Methods: We aggregate county-level physical and mental health, environmental pollution, access to health care, demographic characteristics, vulnerable population scores, and other epidemiological data to create a large feature set to analyze COVID-19 outcomes. Because of the high-dimensionality and multicollinearity of the data, we use ensemble machine learning and marginal prediction methods to identify the most salient factors associated with several COVID-19 outbreak measures.
Findings: Our variable importance results show that measures of ethnicity, public transportation and preventable diseases are the strongest drivers for both incidence and mortality. Specifically, the CDC measures for minority populations, CDC measures for limited English, and proportion of Black/African-American individuals in a county were the most important features for COVID-19 cases at day 25 and to date. For mortality at day 100 and total to date, we find that public transportation use and proportion of Black/African-American individuals in a county are the strongest predictors. The methods predict that, keeping all other factors fixed, a 10% increase in public transportation use increases mortality at day 100 by 2012 (95% CI [1972, 2356]) and likewise a 10% increase in the proportion of Black/African-American individuals in a county increases total deaths to date by 2067 (95% CI [1189, 2654]).

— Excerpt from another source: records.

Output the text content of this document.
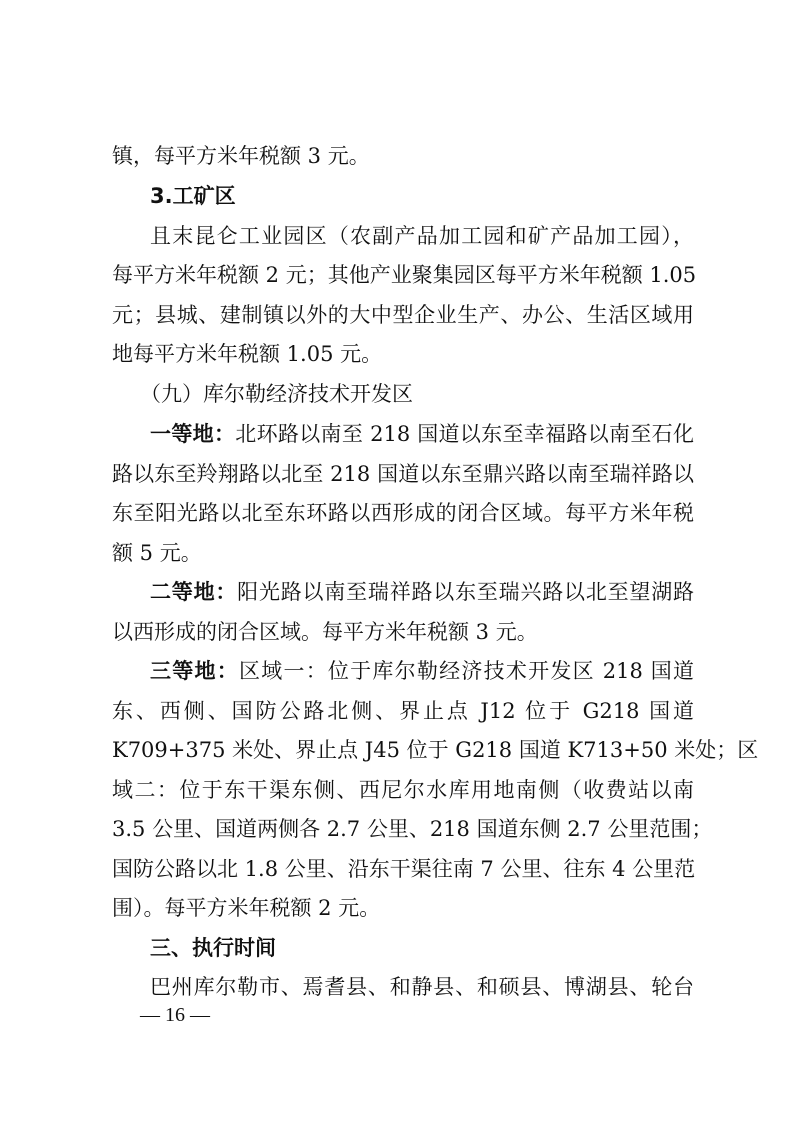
镇，每平方米年税额 3 元。

3.工矿区

且末昆仑工业园区（农副产品加工园和矿产品加工园），

每平方米年税额 2 元；其他产业聚集园区每平方米年税额 1.05

元；县城、建制镇以外的大中型企业生产、办公、生活区域用

地每平方米年税额 1.05 元。

（九）库尔勒经济技术开发区

一等地：北环路以南至 218 国道以东至幸福路以南至石化

路以东至羚翔路以北至 218 国道以东至鼎兴路以南至瑞祥路以

东至阳光路以北至东环路以西形成的闭合区域。每平方米年税

额 5 元。

二等地：阳光路以南至瑞祥路以东至瑞兴路以北至望湖路

以西形成的闭合区域。每平方米年税额 3 元。

三等地：区域一：位于库尔勒经济技术开发区 218 国道

东、西侧、国防公路北侧、界止点 J12 位于 G218 国道

K709+375 米处、界止点 J45 位于 G218 国道 K713+50 米处；区

域二：位于东干渠东侧、西尼尔水库用地南侧（收费站以南

3.5 公里、国道两侧各 2.7 公里、218 国道东侧 2.7 公里范围；

国防公路以北 1.8 公里、沿东干渠往南 7 公里、往东 4 公里范

围）。每平方米年税额 2 元。

三、执行时间

巴州库尔勒市、焉耆县、和静县、和硕县、博湖县、轮台

— 16 —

In terms of cases to date, ethnicity turns out to almost twice as important as the next most important factors, which are location, disease prevalence, and transit factors.

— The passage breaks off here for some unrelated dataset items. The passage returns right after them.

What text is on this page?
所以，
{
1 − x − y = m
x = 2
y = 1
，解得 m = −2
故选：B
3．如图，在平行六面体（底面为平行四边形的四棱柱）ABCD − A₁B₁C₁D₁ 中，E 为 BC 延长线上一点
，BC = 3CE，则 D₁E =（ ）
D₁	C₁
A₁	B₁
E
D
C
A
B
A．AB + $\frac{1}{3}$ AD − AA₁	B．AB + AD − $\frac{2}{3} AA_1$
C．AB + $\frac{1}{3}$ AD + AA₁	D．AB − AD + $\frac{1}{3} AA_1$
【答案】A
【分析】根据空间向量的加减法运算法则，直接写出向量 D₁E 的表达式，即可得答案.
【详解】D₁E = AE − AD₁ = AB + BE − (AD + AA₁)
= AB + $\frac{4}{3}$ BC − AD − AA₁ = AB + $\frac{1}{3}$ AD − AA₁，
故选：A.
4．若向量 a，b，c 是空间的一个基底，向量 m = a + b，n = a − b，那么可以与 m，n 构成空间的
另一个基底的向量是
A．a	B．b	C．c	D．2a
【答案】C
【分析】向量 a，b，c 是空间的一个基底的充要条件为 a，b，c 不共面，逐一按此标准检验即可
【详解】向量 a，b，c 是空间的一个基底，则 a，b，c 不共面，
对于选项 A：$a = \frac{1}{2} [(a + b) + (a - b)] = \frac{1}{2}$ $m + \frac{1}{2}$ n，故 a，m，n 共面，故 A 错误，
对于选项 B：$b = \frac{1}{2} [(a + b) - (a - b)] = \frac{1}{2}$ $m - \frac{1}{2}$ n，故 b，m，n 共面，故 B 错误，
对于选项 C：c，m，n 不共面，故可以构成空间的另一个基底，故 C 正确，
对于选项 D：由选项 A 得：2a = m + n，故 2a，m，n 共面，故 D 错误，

Interpretations: Our findings indicate that a more focused approach should be taken when managing COVID-19, by considering features of the economy most responsible for transmission and sectors of society most vulnerable to infection and mortality. In particular, our results strongly reinforce others pointing to the disproportionate impact of COVID-19 on minority populations. They also suggests that mitigation measures, including rolling out vaccinations as they become available, will be most efficacious for the US population as a whole when, beyond healthcare workers and first responders, are focused first on the highest-risk communities.
Funding: UC Berkeley, Biomedical Big Data Training Fellowship; NSF Grant 2032264 to WMG and AH.